Тракторист достал папиросы, и мы закурили.
– Ой, а где покойник-то? – послышался крик все той же старушки.
Мы бросились назад к машине. Тела не было! Не было и никаких следов крови. Только куртка, торчком повисшая на руле.
– Гроб твою с мусором, где ж он?! – Долговязого охватил приступ неостановимой икоты.
– Убег он, что ли? – сделала дикое предположение старушка, и все мы, как по команде, огляделись.
В машине со звоном разлетелось зеркальце заднего обзора, и головоломка в моем сознании сложилась. Единственный вариант, объясняющий все факты.
Тракторист приблизился вплотную, продолжая икать, посмотрел на меня с надеждой и спросил:
– Что… ик! делать-то… ик! будем?
– Так милицию ж вызывать! – вмешалась неугомонная старушенция.
– Бабуля, не мешайся! – Долговязый рукой отодвинул ее в сторону.
Показался автобус, старушка побежала на остановку и уехала.
– Тут не моя вина, – дылда плюнул себе под ноги.
Он нервничал, и было понятно, почему. Я, тот второй «я», сам был виноват в аварии. Но тракторист сел за руль пьяным, а кроме того, выехал на шоссе с боковой дороги, о чем недвусмысленно говорили следы гусениц на грунте. Ему полагалось убедиться в том, что дорога свободна. Так что было очевидно, кого признают виновным в этой аварии. Я представил себе, какое облегчение долговязый испытал, когда труп «убежал» с места аварии.
Мне милиция и подавно не требовалась. Формально, на мне тоже лежала ответственность. Именно моя неосторожность позволила угнать машину. Не говоря уже о том, КТО оказался угонщиком. Как вообще все это рассказывать? Никто не поверит.
Я выбросил докуренную до картона папиросу и сказал:
– Давай так: никакую милицию не вызываем. Оттаскиваешь машину к моей даче, и забываем об этой истории. Дальше сам разберусь.
– А тачка точно твоя?
Я взял куртку и порылся в карманах. Ага, вот и бумажник.
– Смотри сам: права, документы на машину…
Спустя час я снова сидел перед верандой своей дачи, пытаясь привести в порядок мысли и нервы.
Итак, что мы имеем? Мой неизвестно откуда взявшийся двойник уехал на моей машине с моей дачи, собрав вещи и заперев дом так же, как сделал бы я сам. Но, в отличие от меня, он был левшой. И зачем-то занял на пустой дороге левую, встречную полосу. Даже если считать пребывание в зазеркалье всего лишь сном, одежда двойника и прочие детали, вроде испачканной пастелью руки, говорили только об одном: он не просто двойник, он – мое зеркальное отражение.

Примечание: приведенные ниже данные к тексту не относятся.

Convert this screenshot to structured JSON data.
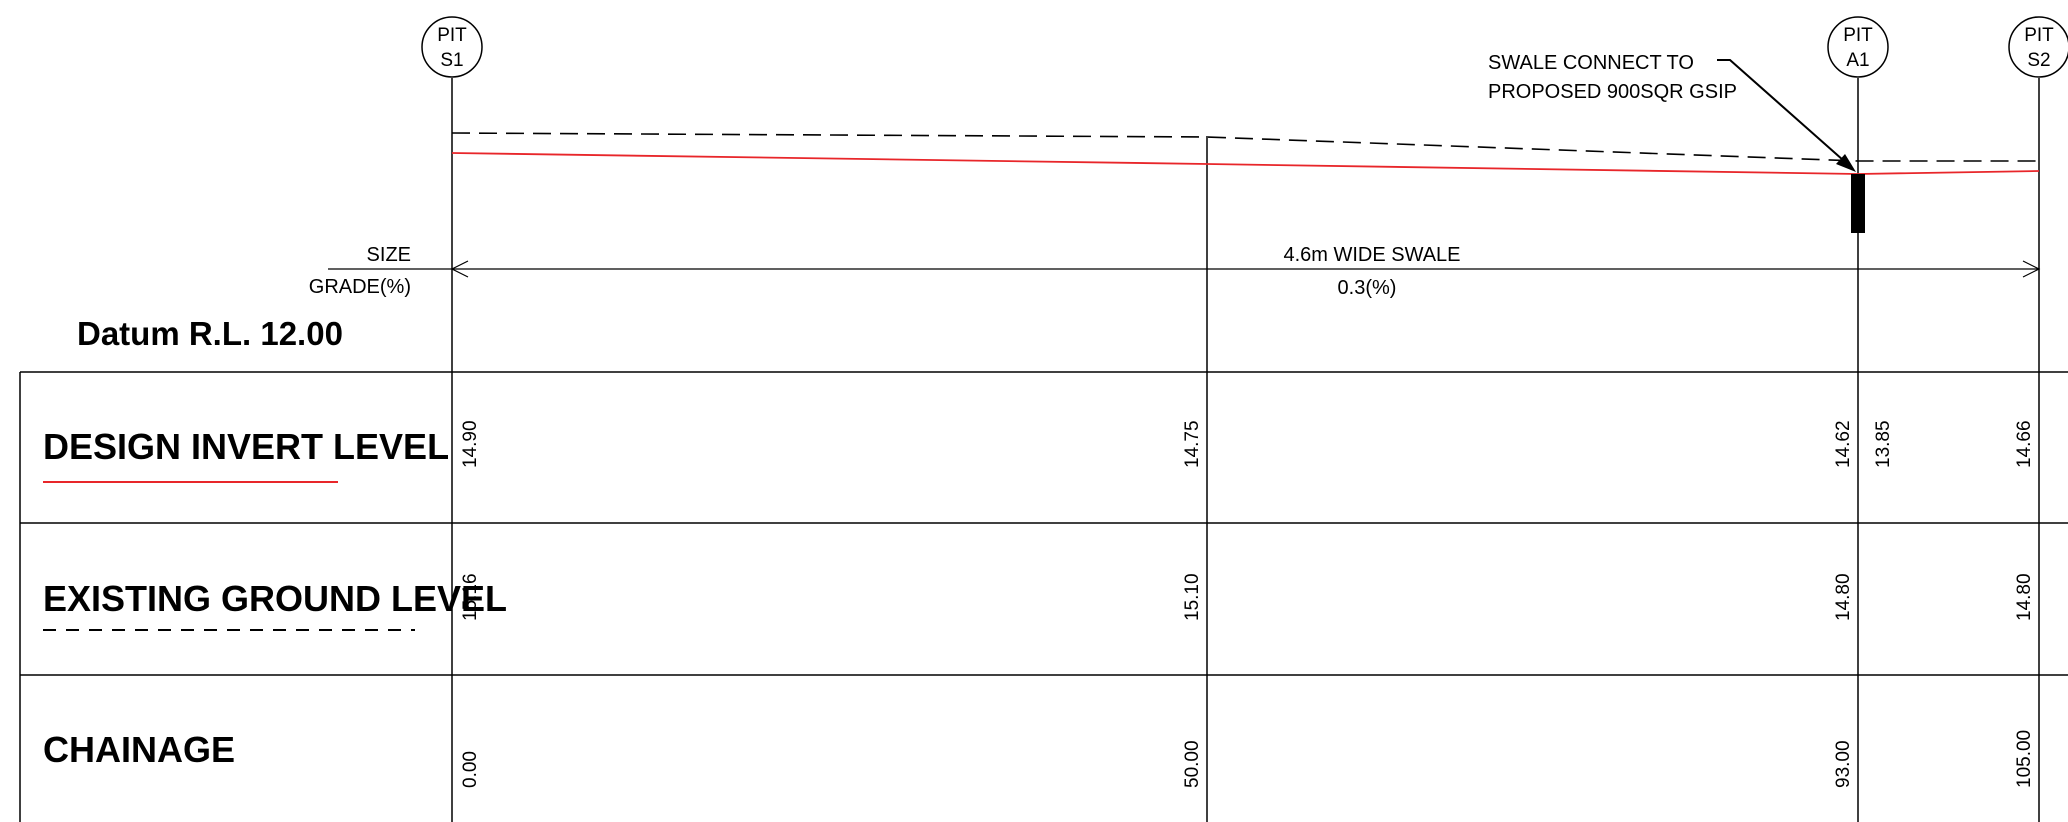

Пораженный внезапной догадкой, я бросился к умывальнику, над которым был укреплен кусок зеркала.
И увидел, что у меня больше нет отражения.
Первым делом я убрал из квартиры все зеркала, чтобы ненароком не напугать гостей. Тогда в доме еще бывали гости.

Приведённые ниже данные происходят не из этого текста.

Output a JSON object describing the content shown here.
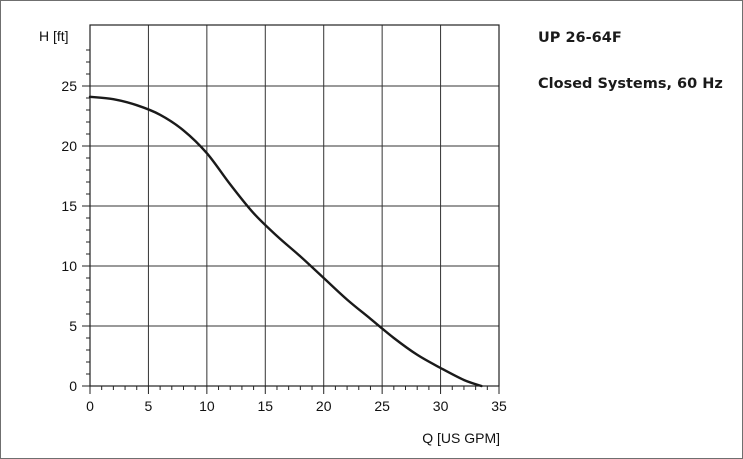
{
  "info": {
    "model": "UP 26-64F",
    "condition": "Closed Systems, 60 Hz"
  },
  "chart_data": {
    "type": "line",
    "title": "UP 26-64F",
    "subtitle": "Closed Systems, 60 Hz",
    "xlabel": "Q [US GPM]",
    "ylabel": "H [ft]",
    "xlim": [
      0,
      35
    ],
    "ylim": [
      0,
      28.5
    ],
    "xticks": [
      0,
      5,
      10,
      15,
      20,
      25,
      30,
      35
    ],
    "yticks": [
      0,
      5,
      10,
      15,
      20,
      25
    ],
    "grid": true,
    "legend": "none",
    "series": [
      {
        "color": "#1a1a1a",
        "x": [
          0,
          2,
          4,
          6,
          8,
          10,
          12,
          14,
          16,
          18,
          20,
          22,
          24,
          26,
          28,
          30,
          32,
          33.5
        ],
        "y": [
          24.1,
          23.9,
          23.4,
          22.6,
          21.3,
          19.4,
          16.8,
          14.4,
          12.5,
          10.8,
          9.0,
          7.2,
          5.6,
          4.0,
          2.6,
          1.5,
          0.5,
          0
        ]
      }
    ]
  }
}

Вне дома приходилось избегать отражающих поверхностей, чтобы не вызывать лишних вопросов. Но вскоре я перестал приглашать к себе людей, а затем и выходить из дому. Одно время даже еду заказывал через Интернет.
С каждым днем нарастали скука и уныние. Порой я забывал, как выгляжу, и перебирал старые фотографии. Казалось, держа перед глазами портрет времен отрочества, я и сам молодею.
Прежние сеансы молчаливого общения с зеркальным двойником во время создания автопортретов были, оказывается, тем, что придавало моей жизни больше всего смысла. Понимаю теперь, почему в те часы я внимательно вглядывался в мир за стеклом, испытывая головокружение от прикосновения к тайне. Единственная короткая прогулка в зазеркалье принесла чувство волшебной текучести, которое делало меня счастливым в детстве. Но в детскую пору это счастье жило во мне, а по ту сторону зеркала оно разлито всюду, в самом воздухе, и мне даже известен теперь его запах – запах горячего стекла.
Прежние финансовые накопления постепенно проедались. В душе царили депрессия и тоска по зеркальному миру. Однажды утром, глядя в потолок над постелью, я спросил:
– Как ты, черт возьми, думаешь попасть в желанную реальность, если попрятал все зеркала?!
Для начала я вернул их на свои места. Потом устроился на работу к приятелю в мастерскую художественного стекла, чтобы почаще чувствовать любимый запах. Стал простым подмастерьем, и о моем имени хорошего портретиста быстро забыли, ну да кого это беспокоит? Во всяком случае, не меня.